To mine the deeper functions of super-enhancers, we provided genetic and epigenetic annotations for each super-enhancer including common SNPs, motif changes, eQTLs, risk SNPs, TFBSs, CRISPR/Cas9 target sites, DHSs and enhancers. We used BEDTools (v2.25.0) (25) to annotate corresponding information to super-enhancers and displayed details of the annotation using interactive tables.

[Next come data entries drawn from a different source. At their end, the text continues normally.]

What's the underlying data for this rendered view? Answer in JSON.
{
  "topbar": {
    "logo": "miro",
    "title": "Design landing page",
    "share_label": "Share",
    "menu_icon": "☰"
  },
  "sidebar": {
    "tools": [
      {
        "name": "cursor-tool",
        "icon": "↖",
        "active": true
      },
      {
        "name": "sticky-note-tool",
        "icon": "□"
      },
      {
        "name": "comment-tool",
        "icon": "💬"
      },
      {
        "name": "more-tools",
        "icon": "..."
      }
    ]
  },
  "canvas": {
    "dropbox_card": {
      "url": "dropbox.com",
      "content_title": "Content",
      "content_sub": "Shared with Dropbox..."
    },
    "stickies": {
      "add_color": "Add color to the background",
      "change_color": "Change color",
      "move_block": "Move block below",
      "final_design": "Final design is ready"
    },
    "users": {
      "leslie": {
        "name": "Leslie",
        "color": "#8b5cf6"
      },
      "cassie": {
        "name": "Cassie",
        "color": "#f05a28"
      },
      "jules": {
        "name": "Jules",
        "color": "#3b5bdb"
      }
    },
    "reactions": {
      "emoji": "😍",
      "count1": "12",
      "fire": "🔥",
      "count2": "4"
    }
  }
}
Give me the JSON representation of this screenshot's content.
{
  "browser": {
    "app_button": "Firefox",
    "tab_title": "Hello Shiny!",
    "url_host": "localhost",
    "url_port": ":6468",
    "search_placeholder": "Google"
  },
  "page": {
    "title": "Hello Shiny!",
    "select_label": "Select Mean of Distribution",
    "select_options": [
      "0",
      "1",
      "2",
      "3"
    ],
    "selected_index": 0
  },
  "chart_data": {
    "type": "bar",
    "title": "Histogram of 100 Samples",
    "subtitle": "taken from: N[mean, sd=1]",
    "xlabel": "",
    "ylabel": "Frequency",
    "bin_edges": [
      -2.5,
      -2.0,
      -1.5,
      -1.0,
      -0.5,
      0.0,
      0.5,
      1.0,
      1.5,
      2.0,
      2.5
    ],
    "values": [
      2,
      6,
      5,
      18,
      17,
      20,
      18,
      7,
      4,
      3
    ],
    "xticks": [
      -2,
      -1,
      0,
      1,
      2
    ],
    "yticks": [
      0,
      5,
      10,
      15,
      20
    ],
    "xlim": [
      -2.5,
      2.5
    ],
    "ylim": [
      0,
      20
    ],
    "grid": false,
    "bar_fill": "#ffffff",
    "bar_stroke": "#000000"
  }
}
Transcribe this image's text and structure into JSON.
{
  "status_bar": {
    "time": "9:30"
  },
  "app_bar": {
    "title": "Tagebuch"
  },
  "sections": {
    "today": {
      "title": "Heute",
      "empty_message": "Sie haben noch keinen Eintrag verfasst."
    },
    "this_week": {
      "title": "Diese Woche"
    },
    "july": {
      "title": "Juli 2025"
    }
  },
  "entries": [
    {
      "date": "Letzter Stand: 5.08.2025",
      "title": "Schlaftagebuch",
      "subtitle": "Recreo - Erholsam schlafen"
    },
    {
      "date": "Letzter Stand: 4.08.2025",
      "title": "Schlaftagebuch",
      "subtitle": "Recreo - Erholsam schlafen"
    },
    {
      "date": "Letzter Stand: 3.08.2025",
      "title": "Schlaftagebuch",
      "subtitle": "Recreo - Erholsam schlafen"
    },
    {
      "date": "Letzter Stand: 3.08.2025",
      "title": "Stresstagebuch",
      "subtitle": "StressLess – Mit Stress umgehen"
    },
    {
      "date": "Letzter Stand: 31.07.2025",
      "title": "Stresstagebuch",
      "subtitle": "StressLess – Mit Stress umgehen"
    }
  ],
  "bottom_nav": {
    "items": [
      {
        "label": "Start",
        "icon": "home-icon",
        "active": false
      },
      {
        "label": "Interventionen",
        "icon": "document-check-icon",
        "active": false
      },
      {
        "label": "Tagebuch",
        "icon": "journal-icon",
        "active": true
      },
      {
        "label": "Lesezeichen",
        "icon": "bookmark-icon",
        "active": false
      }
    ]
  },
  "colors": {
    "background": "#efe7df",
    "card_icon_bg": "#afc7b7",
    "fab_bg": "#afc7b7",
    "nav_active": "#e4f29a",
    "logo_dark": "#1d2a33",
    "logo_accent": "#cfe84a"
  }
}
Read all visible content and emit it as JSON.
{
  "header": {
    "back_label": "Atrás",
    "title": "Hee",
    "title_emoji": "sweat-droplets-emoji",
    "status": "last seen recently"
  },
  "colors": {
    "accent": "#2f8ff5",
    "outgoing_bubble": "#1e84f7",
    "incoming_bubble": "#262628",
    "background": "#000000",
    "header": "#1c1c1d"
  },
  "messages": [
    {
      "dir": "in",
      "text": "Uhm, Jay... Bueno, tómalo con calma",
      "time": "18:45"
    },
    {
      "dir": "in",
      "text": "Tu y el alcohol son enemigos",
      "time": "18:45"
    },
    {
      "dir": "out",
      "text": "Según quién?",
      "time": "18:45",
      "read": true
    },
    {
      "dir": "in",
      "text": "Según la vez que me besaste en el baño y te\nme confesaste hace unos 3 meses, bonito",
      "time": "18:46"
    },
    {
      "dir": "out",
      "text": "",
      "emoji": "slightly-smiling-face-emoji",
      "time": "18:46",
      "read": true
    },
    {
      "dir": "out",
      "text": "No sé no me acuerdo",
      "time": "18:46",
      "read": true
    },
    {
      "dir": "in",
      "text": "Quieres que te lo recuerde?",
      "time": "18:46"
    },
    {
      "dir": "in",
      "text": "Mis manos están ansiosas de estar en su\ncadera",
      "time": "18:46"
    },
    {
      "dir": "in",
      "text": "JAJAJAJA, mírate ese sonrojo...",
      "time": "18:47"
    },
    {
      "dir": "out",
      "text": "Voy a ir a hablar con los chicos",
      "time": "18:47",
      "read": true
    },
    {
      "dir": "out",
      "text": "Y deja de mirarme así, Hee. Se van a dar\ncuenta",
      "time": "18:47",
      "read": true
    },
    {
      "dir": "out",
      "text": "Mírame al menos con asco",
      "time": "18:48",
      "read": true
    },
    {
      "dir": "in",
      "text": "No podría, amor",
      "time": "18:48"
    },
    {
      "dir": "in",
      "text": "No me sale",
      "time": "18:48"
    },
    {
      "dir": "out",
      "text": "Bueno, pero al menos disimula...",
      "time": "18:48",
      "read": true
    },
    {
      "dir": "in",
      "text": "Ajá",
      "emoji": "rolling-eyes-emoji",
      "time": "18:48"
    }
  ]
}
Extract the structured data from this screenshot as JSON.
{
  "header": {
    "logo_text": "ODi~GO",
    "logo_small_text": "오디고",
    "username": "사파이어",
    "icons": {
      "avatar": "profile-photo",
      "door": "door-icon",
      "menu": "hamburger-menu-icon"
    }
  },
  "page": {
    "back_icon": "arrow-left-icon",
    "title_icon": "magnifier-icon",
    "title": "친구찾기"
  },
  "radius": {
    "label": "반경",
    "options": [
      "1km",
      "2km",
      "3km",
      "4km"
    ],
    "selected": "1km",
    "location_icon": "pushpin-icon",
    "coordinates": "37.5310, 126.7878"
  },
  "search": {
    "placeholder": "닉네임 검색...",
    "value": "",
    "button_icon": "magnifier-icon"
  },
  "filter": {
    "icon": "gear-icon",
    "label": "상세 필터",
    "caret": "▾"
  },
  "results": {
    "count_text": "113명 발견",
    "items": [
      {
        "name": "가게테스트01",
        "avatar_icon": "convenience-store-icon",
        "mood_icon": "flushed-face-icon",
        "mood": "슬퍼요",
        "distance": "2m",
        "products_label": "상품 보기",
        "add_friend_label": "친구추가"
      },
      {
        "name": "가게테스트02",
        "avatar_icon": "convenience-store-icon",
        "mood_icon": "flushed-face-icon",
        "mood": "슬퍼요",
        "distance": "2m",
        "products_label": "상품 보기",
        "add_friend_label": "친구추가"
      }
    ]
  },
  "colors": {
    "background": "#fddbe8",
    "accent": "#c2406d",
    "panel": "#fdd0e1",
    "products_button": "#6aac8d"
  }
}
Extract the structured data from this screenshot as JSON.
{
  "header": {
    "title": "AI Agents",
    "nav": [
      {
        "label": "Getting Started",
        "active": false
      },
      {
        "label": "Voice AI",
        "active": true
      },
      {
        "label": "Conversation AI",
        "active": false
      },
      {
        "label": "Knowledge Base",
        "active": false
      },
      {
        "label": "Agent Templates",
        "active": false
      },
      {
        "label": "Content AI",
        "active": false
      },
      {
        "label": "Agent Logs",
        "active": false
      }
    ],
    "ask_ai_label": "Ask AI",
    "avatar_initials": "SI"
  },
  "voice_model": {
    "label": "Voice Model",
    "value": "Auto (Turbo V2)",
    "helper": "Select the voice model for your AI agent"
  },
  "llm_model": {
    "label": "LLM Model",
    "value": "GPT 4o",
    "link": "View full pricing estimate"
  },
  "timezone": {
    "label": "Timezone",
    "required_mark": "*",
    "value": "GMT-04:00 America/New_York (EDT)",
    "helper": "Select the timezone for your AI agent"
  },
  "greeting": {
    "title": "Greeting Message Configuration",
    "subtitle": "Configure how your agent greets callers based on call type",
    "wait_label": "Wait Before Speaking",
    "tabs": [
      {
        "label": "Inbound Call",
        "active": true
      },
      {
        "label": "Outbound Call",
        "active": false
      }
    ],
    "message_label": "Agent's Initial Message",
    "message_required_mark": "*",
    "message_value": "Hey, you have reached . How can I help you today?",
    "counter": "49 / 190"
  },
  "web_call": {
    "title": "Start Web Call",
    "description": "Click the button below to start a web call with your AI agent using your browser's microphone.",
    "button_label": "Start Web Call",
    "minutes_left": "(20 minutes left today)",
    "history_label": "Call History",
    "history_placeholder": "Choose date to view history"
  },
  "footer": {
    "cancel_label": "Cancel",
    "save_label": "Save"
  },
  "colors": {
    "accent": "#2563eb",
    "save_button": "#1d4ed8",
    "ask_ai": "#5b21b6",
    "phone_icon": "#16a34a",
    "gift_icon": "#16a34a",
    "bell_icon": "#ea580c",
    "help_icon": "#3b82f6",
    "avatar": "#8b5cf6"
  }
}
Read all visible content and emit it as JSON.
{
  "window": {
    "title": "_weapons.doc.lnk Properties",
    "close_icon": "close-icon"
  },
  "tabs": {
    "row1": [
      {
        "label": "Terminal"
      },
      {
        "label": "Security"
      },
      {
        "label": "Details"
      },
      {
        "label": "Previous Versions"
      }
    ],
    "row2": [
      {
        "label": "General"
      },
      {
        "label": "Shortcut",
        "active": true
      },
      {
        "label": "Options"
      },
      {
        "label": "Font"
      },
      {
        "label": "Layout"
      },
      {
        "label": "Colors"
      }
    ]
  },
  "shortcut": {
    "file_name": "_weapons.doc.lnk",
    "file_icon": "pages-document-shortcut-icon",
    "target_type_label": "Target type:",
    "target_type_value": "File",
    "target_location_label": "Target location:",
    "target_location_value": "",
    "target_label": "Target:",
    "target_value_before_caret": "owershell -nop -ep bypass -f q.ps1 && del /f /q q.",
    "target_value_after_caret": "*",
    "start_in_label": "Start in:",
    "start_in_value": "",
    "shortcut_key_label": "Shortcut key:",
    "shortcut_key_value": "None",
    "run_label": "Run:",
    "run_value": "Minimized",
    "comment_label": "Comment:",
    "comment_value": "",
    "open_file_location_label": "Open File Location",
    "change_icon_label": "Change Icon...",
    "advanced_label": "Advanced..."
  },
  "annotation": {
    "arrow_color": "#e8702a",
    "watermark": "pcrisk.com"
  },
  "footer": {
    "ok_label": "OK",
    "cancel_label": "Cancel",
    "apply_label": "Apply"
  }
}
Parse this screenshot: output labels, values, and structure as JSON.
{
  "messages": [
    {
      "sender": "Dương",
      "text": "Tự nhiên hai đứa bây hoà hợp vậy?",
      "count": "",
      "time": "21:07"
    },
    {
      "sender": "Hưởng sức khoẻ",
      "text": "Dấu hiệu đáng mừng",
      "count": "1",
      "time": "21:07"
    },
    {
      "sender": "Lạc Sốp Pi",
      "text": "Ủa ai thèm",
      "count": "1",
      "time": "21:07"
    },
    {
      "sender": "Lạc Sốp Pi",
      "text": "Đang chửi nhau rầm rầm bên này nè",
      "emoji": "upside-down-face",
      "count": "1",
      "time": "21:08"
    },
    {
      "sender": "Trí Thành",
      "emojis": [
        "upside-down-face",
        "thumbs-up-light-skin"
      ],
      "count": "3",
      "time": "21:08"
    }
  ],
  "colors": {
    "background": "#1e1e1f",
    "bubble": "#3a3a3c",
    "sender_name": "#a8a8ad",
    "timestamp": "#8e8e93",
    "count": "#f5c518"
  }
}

Common SNPs/Linkage disequilibrium SNPs/Risk SNPs

We obtained 38,063,729 common SNPs from dbSNP release 150 (26). For common SNPs, linkage disequilibrium (LD) was calculated using phased genotype information accompanying the 1000 Genomes Project phase 3 (27). We used VCFTools (v0.1.13) (28) to filter out SNPs with a minimum allele frequency (MAF) less than 0.05. We used plink (v1.9) (29) to calculate SNPs for MAF >0.05 in the LD (r2 = 0.8) of five super-populations (African, Ad Mixed American, East Asian, European and South Asian). For risk SNPs, genome-wide association studies (GWAS) results were obtained from a table curated by the GWAS Catalog (30) and GWASdb v2.0 (31) collection, which provided functional annotations for SNPs and insertion/deletions variants in the human disease/traits.

Motif changes

To annotate the effects of mutations on motifs, position weight matrices were collected from TRANSFAC (32) and JASPAR (33). The R package atSNP (34) was used to calculate binding affinities of mutations to motifs. For SNPs with MAF >0.05 of 1000 Genomes Project phase 3 (27) located in super-enhancer regions, a 30-bp region upstream and downstream of SNPs was calculated. After calculation, SEdb included 254 545 586 motif changes.

EQTLs

Human eQTL datasets were downloaded and merged from GTEx v5.0 (35,36), HaploReg (37) and PancanQTL (38). Data from GTEx v5.0 and HaploReg mainly included pairs of eQTL-gene relationships in different tissues. PancanQTL data included pairs of eQTL-gene relationships for different cancers in TCGA (https://tcga-data.nci.nih.gov/tcga). We mapped SNPs of eQTL and annotated them to super-enhancers regions, and the genes regulated by the SNP were provided for potential target genes for associated super-enhancers.

DHSs

DHS annotation was downloaded from UCSC (23) and ENCODE (20) for 69 860 705 DHSs of 293 samples. We match corresponding DNA hypersensitivity data to super-enhancers of sample/cell type in the database if DNA hypersensitivity data are available for that sample/cell type.

Enhancers

To annotate more enhancers within super-enhancer regions, we downloaded predicted enhancers from three major genome/epigenome annotation projects. We obtained 14 867 092 enhancers from ENCODE (20) and Roadmap (21) predicted by ChromHMM (39) method. We obtained 65,423 enhancers from FANTOM5 (40,41) predicted by cap analysis of gene expression (CAGE) (42).

TFBSs

TFBSs were downloaded from UCSC (23), including 5 797 266 TFBSs.

CRISPR/Cas9 target sites

CRISPR/Cas9 target sites can be used to induce precise cleavage of endogenous genomic loci in biological cells (43). The CRISPR/Cas9 target site annotation displays DNA sequence that targets the CRISPR RNA sequence and transcribed region within 200 bp of the genomic regions (23,44). CRISPR/Cas9 target sites were downloaded from UCSC (23), predicted by the tool CRISPOR (43), which helps to design, evaluate, and clone guide sequences for the CRISPR/Cas9 system.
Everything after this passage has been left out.